PSME2 promotes malignant progression through autophagy modulation via IL-6/STAT3 signaling pathway in esophageal squamous cell carcinoma

Aims: This study aims to investigate the expression, clinical relevance, and functional roles of PSME2 in esophageal squamous cell carcinoma (ESCC).

Materials and methods: The biomarkers for ESCC were identified through comprehensive analysis of publicly available mRNA transcriptome data obtained from TCGA and GEO databases. The mRNA and protein expression levels of PSME2 in ESCC were validated using two independent cohorts of ESCC samples. The proliferation, migration, invasion, and Autophagy activity of ESCC cells were evaluated in vitro through the knockdown of PSME2 or PR171. The effects of the knockdown of PSME2, STAT3 Inhibitor WP1066, and Autophagy inhibitor chloroquine on the tumorigenic potential of ESCC cells were also assessed through an in vivo subcutaneous tumor model established in nude mice.
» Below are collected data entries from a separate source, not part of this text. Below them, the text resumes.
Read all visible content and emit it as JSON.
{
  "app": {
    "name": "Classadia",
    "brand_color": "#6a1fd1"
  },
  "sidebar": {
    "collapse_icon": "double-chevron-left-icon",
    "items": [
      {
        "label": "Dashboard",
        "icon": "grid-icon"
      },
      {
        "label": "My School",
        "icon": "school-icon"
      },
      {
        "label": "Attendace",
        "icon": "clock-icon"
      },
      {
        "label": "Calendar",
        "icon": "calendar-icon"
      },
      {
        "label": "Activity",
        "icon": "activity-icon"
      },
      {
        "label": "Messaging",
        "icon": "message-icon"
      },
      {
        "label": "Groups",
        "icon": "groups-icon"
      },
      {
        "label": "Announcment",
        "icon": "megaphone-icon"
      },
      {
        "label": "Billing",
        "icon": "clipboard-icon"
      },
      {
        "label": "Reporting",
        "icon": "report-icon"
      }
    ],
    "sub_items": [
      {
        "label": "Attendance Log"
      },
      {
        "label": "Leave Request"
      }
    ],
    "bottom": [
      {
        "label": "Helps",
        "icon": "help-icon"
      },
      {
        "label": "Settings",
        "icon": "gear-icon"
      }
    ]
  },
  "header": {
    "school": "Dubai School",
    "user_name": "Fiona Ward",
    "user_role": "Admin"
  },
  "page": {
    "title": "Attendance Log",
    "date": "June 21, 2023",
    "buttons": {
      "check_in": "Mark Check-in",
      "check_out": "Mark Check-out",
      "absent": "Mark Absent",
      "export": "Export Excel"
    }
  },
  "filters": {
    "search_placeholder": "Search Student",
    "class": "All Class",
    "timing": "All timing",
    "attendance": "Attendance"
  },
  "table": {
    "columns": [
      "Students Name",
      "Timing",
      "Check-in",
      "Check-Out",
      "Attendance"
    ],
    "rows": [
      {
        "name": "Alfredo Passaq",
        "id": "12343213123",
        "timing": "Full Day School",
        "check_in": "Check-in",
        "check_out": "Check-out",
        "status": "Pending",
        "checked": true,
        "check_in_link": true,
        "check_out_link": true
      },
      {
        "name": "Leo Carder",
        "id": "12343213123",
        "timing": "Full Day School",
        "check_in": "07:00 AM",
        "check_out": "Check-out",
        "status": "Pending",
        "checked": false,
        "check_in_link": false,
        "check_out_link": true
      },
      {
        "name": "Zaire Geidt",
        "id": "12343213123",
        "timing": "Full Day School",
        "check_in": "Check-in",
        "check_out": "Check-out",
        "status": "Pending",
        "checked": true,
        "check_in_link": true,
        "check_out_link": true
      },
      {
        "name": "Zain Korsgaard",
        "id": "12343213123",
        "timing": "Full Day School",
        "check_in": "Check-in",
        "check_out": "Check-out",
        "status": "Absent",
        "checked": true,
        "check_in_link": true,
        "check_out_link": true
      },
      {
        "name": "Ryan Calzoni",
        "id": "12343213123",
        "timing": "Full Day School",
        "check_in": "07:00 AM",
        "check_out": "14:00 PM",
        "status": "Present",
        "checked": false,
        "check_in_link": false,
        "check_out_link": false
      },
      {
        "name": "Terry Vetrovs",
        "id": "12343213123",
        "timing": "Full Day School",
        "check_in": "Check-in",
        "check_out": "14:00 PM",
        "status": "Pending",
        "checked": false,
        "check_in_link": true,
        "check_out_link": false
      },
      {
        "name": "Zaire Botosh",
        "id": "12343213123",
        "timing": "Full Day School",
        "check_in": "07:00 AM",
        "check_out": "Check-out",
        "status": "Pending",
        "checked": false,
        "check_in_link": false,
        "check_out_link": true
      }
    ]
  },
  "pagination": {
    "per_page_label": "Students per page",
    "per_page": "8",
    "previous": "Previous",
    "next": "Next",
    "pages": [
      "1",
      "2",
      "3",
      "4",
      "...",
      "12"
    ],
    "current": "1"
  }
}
Key findings: The result obtained indicates the upregulation of PSME2 in ESCC, suggesting poor prognosis. The result also shows that the knockdown of PSME2 and PR171 triggers the reduction in ESCC cell proliferation, migration, and invasion. Thus, it buttresses the fact that PSME2 knockdown induced Autophagy through the IL6/STAT3 pathway, leading to cell death resistance. The result also linked the suppression of tumor growth to the knockdown of PSME2 and WP1066 or chloroquine, suggesting that targeting these proteins may be a potential therapeutic strategy for inhibiting tumor progression.

Significance: The study shows the promising role of PSME2 as a therapeutic target in ESCC management. The combined inhibition of PSME2 and activated pathways ensures effective suppression of tumor growth and proliferation, thus offering a novel strategy for better treatment outcomes in ESCC patients.

Autophagy modulation; Cancer cell survival; IL-6/STAT3 pathway; Proteasome; Tumor progression.